Legislative Update: Richard Markuson, CAPHCC Lobbyist

Kelly Ceballos Uncategorized Leave a Comment

New Legislative Session

The California Legislature convened its 2017-18 session on December 5, 2016 with the Democratic party in control of a ⅔ super majority in both houses. This means urgency bills (which go into effect immediately) and tax increases can be approved without any Republican support. The Democrats can also place constitutional changes on the ballot without Republican support and override a Governor’s veto. But that doesn’t happen very often, in fact despite the fact that Article Four of the state Constitution gives legislators the power to override a veto with a two-thirds vote of both houses, that option hasn’t been used since 1979, when a pair of Brown’s vetoes were overturned. Former Assemblyman S. Floyd Mori, a Democrat who took part in the employee compensation override, said the Legislature at the time was “willing to speak up when we needed to speak up.” But that was the last time. “If it were purely on policy merits, there would be the votes to override the veto,” said Thad Kousser, a political science professor at the University of California, San Diego. “But here’s why they’re so rare: A veto override is a full-frontal assault on a governor’s authority, and the cost of taking on a governor, the political cost of taking on a governor, usually far outweighs the policy gain that would come from overriding their veto.”
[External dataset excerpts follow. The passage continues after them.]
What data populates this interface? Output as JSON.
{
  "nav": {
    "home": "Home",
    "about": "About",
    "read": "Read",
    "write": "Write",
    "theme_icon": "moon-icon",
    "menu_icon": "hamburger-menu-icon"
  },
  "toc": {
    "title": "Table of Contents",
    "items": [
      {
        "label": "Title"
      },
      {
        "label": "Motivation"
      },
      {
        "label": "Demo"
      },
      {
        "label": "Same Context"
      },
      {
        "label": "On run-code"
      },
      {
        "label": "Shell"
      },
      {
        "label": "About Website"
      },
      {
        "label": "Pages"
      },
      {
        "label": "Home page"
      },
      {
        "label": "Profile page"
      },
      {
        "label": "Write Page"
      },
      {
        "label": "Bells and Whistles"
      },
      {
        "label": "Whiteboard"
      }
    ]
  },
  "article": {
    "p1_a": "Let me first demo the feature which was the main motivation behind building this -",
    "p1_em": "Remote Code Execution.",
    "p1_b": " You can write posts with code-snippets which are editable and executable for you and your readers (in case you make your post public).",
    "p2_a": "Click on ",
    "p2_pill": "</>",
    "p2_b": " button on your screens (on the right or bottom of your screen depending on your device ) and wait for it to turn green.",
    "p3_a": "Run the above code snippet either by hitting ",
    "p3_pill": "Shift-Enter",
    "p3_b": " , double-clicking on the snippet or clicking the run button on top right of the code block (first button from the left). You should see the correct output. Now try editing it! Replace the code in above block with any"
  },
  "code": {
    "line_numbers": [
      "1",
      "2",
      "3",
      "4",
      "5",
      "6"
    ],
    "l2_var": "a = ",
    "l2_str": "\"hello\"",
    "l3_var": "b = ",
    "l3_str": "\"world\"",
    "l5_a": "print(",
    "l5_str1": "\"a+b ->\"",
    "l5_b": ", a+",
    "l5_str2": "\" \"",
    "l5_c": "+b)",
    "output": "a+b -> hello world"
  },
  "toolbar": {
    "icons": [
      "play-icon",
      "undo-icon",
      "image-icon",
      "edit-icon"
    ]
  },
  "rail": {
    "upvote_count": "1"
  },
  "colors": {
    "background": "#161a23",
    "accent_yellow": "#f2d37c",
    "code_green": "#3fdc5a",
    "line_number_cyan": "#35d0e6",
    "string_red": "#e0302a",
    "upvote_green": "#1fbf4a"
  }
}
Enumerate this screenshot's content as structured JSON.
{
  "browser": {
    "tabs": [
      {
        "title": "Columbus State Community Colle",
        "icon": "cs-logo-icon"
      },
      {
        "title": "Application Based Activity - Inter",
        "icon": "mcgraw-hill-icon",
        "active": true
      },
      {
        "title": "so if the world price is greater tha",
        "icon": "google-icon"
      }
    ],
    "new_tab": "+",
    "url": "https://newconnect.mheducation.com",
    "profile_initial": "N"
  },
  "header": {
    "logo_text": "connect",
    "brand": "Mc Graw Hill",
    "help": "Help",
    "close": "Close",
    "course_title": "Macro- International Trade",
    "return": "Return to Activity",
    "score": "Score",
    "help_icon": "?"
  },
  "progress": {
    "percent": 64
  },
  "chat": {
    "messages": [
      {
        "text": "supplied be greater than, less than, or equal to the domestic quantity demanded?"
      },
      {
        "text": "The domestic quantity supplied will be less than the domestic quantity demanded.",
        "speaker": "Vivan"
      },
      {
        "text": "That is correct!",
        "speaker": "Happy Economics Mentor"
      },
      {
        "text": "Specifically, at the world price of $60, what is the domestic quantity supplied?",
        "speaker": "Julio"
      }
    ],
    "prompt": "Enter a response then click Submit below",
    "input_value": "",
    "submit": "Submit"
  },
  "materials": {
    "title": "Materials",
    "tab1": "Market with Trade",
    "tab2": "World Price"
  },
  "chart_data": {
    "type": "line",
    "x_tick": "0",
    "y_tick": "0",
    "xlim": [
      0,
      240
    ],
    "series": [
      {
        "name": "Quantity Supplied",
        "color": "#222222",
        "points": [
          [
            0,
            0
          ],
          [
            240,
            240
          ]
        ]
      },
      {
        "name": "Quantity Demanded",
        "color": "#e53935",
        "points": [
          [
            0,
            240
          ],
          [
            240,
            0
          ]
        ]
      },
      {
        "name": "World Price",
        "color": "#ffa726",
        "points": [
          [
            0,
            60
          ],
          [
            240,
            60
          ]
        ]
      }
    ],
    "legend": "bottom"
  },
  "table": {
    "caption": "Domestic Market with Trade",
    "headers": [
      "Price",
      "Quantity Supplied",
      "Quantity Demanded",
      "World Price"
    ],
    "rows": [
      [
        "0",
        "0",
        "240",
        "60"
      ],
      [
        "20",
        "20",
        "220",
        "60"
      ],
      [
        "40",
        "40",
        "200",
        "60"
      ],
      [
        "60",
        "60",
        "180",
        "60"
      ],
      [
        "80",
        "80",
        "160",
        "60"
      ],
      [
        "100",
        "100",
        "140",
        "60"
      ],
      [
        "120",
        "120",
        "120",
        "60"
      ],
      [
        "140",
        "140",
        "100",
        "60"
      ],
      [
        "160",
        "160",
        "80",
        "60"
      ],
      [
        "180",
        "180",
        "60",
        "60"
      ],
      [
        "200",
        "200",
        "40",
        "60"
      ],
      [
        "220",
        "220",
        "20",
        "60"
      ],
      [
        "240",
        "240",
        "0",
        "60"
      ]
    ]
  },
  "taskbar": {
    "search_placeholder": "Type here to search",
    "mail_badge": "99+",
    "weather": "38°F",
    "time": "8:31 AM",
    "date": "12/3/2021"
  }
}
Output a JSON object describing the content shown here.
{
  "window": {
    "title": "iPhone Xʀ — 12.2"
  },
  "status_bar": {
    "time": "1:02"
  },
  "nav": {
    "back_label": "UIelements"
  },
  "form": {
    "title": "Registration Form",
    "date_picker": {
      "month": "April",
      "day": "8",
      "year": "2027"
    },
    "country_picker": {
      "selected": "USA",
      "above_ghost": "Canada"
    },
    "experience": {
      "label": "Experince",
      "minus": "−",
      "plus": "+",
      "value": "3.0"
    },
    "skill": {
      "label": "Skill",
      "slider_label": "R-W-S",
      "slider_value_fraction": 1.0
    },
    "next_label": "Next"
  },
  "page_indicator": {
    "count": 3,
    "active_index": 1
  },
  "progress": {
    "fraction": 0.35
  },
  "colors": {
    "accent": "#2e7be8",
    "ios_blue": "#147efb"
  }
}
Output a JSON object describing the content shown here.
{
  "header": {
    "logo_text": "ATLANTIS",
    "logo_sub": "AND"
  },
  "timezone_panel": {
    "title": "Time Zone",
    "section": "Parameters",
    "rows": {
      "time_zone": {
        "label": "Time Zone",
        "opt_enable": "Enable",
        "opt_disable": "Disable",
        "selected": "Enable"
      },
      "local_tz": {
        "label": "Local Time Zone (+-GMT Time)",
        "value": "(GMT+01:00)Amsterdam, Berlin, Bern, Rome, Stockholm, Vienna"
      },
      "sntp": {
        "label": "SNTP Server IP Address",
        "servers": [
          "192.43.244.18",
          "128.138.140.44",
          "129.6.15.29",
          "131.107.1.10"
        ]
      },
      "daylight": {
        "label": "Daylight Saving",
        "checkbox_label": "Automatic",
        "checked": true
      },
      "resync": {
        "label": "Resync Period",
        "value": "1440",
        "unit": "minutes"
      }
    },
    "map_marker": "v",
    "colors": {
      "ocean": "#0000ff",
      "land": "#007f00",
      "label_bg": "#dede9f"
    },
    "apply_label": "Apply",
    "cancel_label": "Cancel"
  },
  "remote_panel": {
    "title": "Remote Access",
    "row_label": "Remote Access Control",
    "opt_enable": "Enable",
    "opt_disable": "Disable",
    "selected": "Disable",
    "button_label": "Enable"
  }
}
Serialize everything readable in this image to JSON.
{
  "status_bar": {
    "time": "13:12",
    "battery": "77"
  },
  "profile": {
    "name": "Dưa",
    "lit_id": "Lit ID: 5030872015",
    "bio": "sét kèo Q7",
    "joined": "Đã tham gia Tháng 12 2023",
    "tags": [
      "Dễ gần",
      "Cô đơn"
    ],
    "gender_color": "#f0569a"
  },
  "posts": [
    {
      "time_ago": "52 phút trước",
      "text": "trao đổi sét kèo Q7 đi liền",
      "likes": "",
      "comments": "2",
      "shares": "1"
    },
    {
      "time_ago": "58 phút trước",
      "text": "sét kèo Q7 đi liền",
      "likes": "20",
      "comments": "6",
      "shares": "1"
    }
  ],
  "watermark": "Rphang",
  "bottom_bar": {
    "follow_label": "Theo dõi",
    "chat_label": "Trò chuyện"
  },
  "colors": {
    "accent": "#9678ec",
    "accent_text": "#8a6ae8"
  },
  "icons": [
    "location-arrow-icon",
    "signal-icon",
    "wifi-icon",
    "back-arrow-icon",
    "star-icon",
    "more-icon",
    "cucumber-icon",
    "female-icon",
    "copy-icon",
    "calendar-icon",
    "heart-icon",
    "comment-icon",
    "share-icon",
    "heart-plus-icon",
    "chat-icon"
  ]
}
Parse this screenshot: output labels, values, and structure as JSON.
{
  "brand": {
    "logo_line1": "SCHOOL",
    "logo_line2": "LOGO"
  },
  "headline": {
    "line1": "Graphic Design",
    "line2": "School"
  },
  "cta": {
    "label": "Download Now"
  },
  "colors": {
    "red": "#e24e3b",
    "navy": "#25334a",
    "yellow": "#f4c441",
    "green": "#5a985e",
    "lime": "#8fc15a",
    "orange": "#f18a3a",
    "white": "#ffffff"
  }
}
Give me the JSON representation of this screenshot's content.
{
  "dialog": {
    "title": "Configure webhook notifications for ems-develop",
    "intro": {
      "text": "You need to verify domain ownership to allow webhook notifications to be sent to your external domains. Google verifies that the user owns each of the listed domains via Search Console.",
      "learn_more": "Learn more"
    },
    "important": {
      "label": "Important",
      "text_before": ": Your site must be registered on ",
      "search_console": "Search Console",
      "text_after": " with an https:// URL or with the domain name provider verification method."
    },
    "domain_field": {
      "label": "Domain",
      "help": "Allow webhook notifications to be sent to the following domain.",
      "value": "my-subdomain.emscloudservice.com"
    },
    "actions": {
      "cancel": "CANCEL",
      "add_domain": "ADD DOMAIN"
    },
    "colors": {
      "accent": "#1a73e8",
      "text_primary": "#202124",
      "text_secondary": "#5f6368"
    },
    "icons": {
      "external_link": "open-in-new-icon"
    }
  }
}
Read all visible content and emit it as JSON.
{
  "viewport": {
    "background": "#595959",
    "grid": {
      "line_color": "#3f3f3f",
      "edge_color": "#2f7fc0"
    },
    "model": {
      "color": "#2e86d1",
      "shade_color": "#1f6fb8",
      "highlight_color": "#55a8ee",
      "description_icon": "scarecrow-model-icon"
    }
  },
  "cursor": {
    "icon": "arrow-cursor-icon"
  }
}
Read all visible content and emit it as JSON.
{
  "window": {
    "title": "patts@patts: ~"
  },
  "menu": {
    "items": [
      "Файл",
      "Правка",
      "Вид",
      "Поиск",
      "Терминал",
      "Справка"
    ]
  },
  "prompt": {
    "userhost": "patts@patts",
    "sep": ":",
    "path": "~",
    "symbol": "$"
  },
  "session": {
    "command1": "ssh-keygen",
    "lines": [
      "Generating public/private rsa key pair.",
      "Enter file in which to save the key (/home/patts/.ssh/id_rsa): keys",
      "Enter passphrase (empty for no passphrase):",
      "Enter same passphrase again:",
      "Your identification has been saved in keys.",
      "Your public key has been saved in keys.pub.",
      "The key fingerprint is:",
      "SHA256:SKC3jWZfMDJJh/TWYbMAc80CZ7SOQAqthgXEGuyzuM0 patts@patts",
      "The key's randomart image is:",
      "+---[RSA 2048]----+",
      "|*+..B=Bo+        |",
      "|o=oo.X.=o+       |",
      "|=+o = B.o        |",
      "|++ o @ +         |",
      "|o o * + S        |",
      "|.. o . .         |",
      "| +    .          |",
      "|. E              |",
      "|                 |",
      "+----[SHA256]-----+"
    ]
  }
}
One new bill that PHCC will be looking at is AB 5 (Gonzalez, Kaira, Chu and Mark Stone) which requires employers with 10 or more employees in this state to offer additional hours of work to an existing employee who, in the employer’s reasonable judgment, has the skills and experience to perform the work before hiring any additional employees or subcontractors, including hiring an additional employee or subcontractor through the use of a temporary employment agency, staffing agency, or similar entity. It would not require an employer to offer this work if it would result in overtime pay. It allows private suit to enforce the provisions. So let’s say you have a service and repair business in the Bay area, have technicians working less than full time in San Francisco but need more capacity in San Jose. You would, under AB 5, have to offer these hours to your San Francisco staff before hiring anyone new in San Jose. AB 5 seems a nightmare for employers.  PHCC of California will keep you posted on further developments!